Yes, my A1C was 5.5% - down from 5.7 last Sept. Moving in the right direction, and actually pretty good considering Thanksgiving and Christmas were within those red blood cells' lifespans. (hmmm, something grammatically odd about that phrase). I get to go back every 4 weeks from now until delivery, we'll see if I can get it down to 5.2 or so. These overnight glucoses in the 80s have got to help tremendously.
No 160s after lunch on the weekends would help a whole lot more.
The report said my 2 week test was normal as well. Huh? What 2 week blood glucose average test? Never heard of such an animal.
My TSH was actually up from Dec even though I've upped my thyroid meds - I guess pregnancy does a number on your thyroid as well, so my dosage is going up again on that too. I wish I could blame this tiredness on the thyroid but it's only 2.381. That's a lot lower than it used to be "normally" before I went to an endo who actually had read up on the latest suggested "normal" ranges.
I wonder if I might be anemic. Ob/Gyn said I could try iron and see how I felt. Cripes, I'm getting blood drawn about every 3 weeks from one doc or another, you'd think somebody could check it for me. I hesitate to just start taking iron because it's so constipating and I'm having enough issues with that just from the pregnancy hormones!
No wonder my husband calls me hypochondriac!
This afternoon I get my final crown put in! Hopefully back to every 3 months for the dentist. It will be nice to get to only FOUR medical/dental/therapeutic visits a month. Sarcasm intended. But I will do whatever it takes to ensure this baby's health and well-being.
I have given myself until May 1st to decide whether to persue the VBAC option. I am researching it and talking to all these experts. Expect to read more on the subject.
My elastic waistband today is uncomfortably tight. I do believe I have started growing in the belly area. This is difficult for me, being overweight already.
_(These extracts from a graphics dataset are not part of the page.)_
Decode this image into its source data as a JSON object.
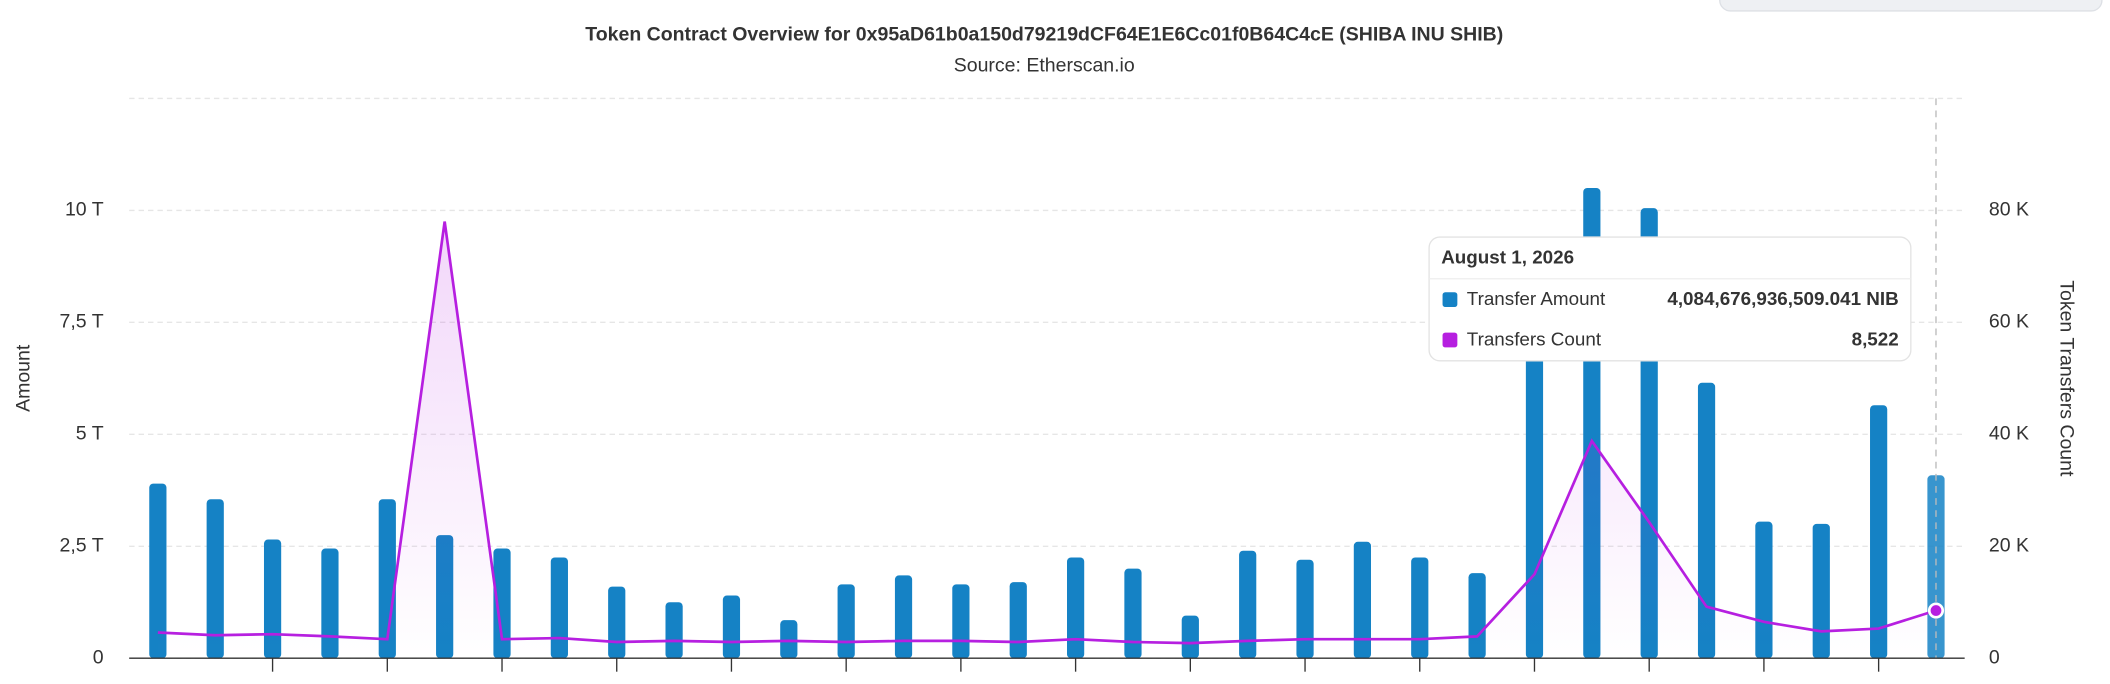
{
  "chart_data": {
    "type": "bar_line",
    "title": "Token Contract Overview for 0x95aD61b0a150d79219dCF64E1E6Cc01f0B64C4cE (SHIBA INU SHIB)",
    "subtitle": "Source: Etherscan.io",
    "y_label": "Amount",
    "y2_label": "Token Transfers Count",
    "categories": [
      null,
      null,
      null,
      null,
      null,
      null,
      null,
      null,
      null,
      null,
      null,
      null,
      null,
      null,
      null,
      null,
      null,
      null,
      null,
      null,
      null,
      null,
      null,
      null,
      null,
      null,
      null,
      null,
      null,
      null,
      null,
      null
    ],
    "series": [
      {
        "name": "Transfer Amount",
        "type": "bar",
        "color": "#1582c5",
        "values": [
          3900000000000,
          3550000000000,
          2650000000000,
          2450000000000,
          3550000000000,
          2750000000000,
          2450000000000,
          2250000000000,
          1600000000000,
          1250000000000,
          1400000000000,
          850000000000,
          1650000000000,
          1850000000000,
          1650000000000,
          1700000000000,
          2250000000000,
          2000000000000,
          950000000000,
          2400000000000,
          2200000000000,
          2600000000000,
          2250000000000,
          1900000000000,
          7000000000000,
          10500000000000,
          10050000000000,
          6150000000000,
          3050000000000,
          3000000000000,
          5650000000000,
          4084676936509.041
        ]
      },
      {
        "name": "Transfers Count",
        "type": "line",
        "axis": "y2",
        "color": "#b61fe0",
        "values": [
          4600,
          4100,
          4300,
          3900,
          3400,
          78000,
          3400,
          3600,
          2900,
          3100,
          2900,
          3100,
          2900,
          3100,
          3100,
          2900,
          3400,
          2900,
          2700,
          3100,
          3400,
          3400,
          3400,
          3900,
          15000,
          38800,
          24300,
          9200,
          6500,
          4800,
          5300,
          8522
        ]
      }
    ],
    "ylim": [
      0,
      12500000000000
    ],
    "yticks": [
      0,
      {
        "value": 2500000000000,
        "label": "2,5 T"
      },
      {
        "value": 5000000000000,
        "label": "5 T"
      },
      {
        "value": 7500000000000,
        "label": "7,5 T"
      },
      {
        "value": 10000000000000,
        "label": "10 T"
      }
    ],
    "y2lim": [
      0,
      100000
    ],
    "y2ticks": [
      0,
      {
        "value": 20000,
        "label": "20 K"
      },
      {
        "value": 40000,
        "label": "40 K"
      },
      {
        "value": 60000,
        "label": "60 K"
      },
      {
        "value": 80000,
        "label": "80 K"
      }
    ],
    "grid": true,
    "tooltip": {
      "title": "August 1, 2026",
      "values": [
        "4,084,676,936,509.041 NIB",
        "8,522"
      ]
    }
  }
}
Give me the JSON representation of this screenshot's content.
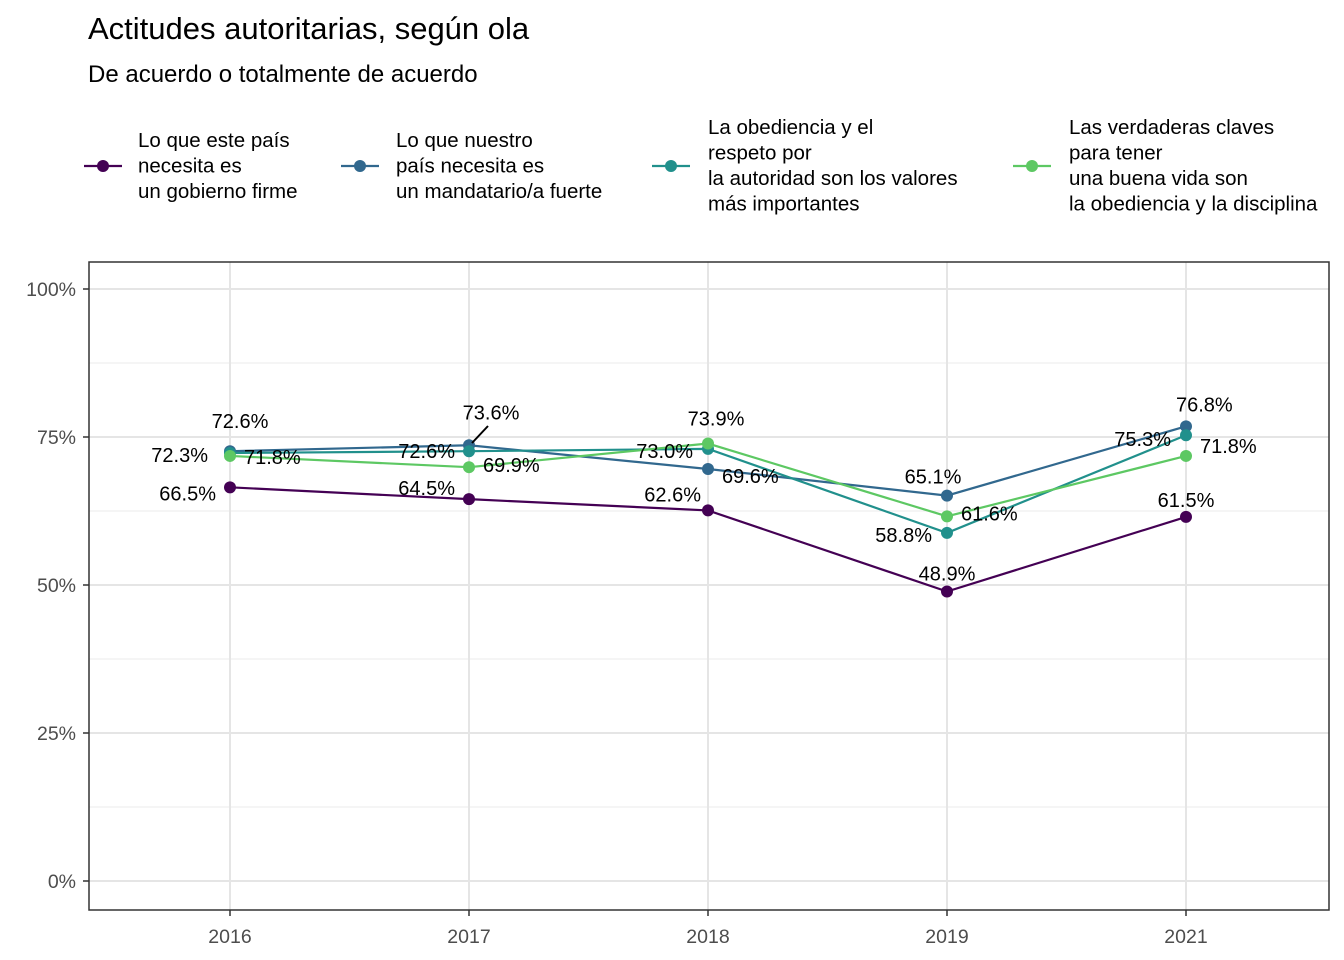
{
  "chart_data": {
    "type": "line",
    "title": "Actitudes autoritarias, según ola",
    "subtitle": "De acuerdo o totalmente de acuerdo",
    "xlabel": "",
    "ylabel": "",
    "categories": [
      "2016",
      "2017",
      "2018",
      "2019",
      "2021"
    ],
    "y_ticks": [
      "0%",
      "25%",
      "50%",
      "75%",
      "100%"
    ],
    "ylim": [
      0,
      1.05
    ],
    "grid": true,
    "legend_position": "top",
    "series": [
      {
        "name": " Lo que este país\nnecesita es\nun gobierno firme",
        "color": "#440154",
        "values": [
          0.665,
          0.645,
          0.626,
          0.489,
          0.615
        ],
        "labels": [
          "66.5%",
          "64.5%",
          "62.6%",
          "48.9%",
          "61.5%"
        ]
      },
      {
        "name": " Lo que nuestro\npaís necesita es\nun mandatario/a fuerte",
        "color": "#31688E",
        "values": [
          0.726,
          0.736,
          0.696,
          0.651,
          0.768
        ],
        "labels": [
          "72.6%",
          "73.6%",
          "69.6%",
          "65.1%",
          "76.8%"
        ]
      },
      {
        "name": " La obediencia y el\nrespeto por\nla autoridad son los valores\nmás importantes",
        "color": "#21908C",
        "values": [
          0.723,
          0.726,
          0.73,
          0.588,
          0.753
        ],
        "labels": [
          "72.3%",
          "72.6%",
          "73.0%",
          "58.8%",
          "75.3%"
        ]
      },
      {
        "name": " Las verdaderas claves\npara tener\nuna buena vida son\nla obediencia y la disciplina",
        "color": "#5DC863",
        "values": [
          0.718,
          0.699,
          0.739,
          0.616,
          0.718
        ],
        "labels": [
          "71.8%",
          "69.9%",
          "73.9%",
          "61.6%",
          "71.8%"
        ]
      }
    ]
  }
}
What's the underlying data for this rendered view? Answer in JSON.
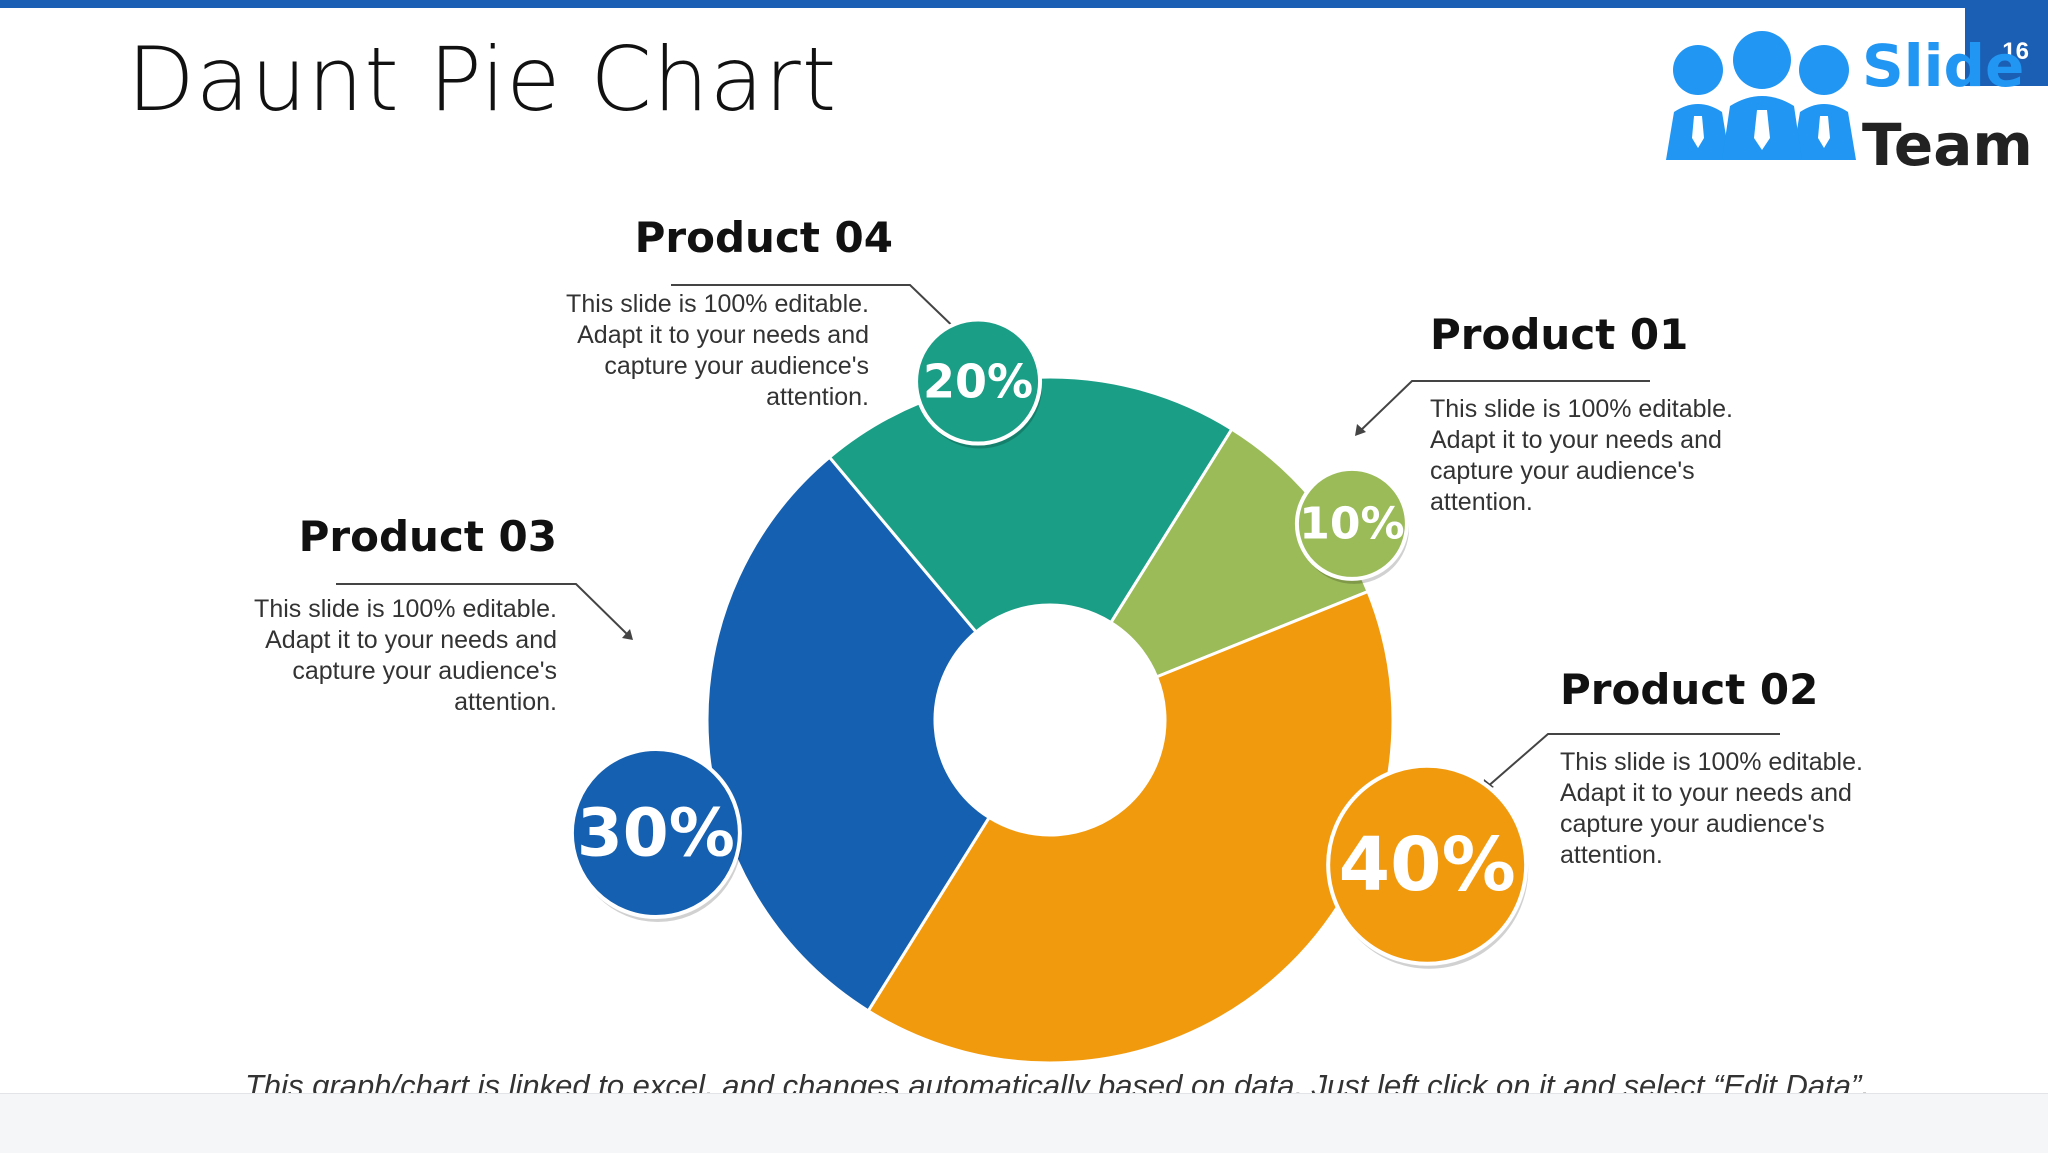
{
  "slide": {
    "title": "Daunt Pie Chart",
    "page_number": "16",
    "footnote": "This graph/chart is linked to excel, and changes automatically based on data. Just left click on it and select “Edit Data”."
  },
  "logo": {
    "line1": "Slide",
    "line2": "Team"
  },
  "products": [
    {
      "name": "Product 01",
      "description": "This slide is 100% editable. Adapt it to your needs and capture your audience's attention."
    },
    {
      "name": "Product 02",
      "description": "This slide is 100% editable. Adapt it to your needs and capture your audience's attention."
    },
    {
      "name": "Product 03",
      "description": "This slide is 100% editable. Adapt it to your needs and capture your audience's attention."
    },
    {
      "name": "Product 04",
      "description": "This slide is 100% editable. Adapt it to your needs and capture your audience's attention."
    }
  ],
  "chart_data": {
    "type": "pie",
    "title": "",
    "categories": [
      "Product 01",
      "Product 02",
      "Product 03",
      "Product 04"
    ],
    "values": [
      10,
      40,
      30,
      20
    ],
    "labels": [
      "10%",
      "40%",
      "30%",
      "20%"
    ],
    "colors": [
      "#9bbb59",
      "#f29a0e",
      "#1560b0",
      "#1a9e86"
    ],
    "donut": true,
    "legend": "none"
  }
}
As much as I am delighted to see proof of the baby - I dread seeing my waist expand even more. I doubt the average person on the street would even guess that I am expecting. I am thinking I need a couple pair of maternity slacks and maybe several tops that make it OBVIOUS that there is a baby in here. Maybe a sign for around my neck?
Everytime I tell another person, I feel a twinge of fear. Fear that telling people will cause me to lose this baby too. I can't even write about it much because it is a paralyzing emotion.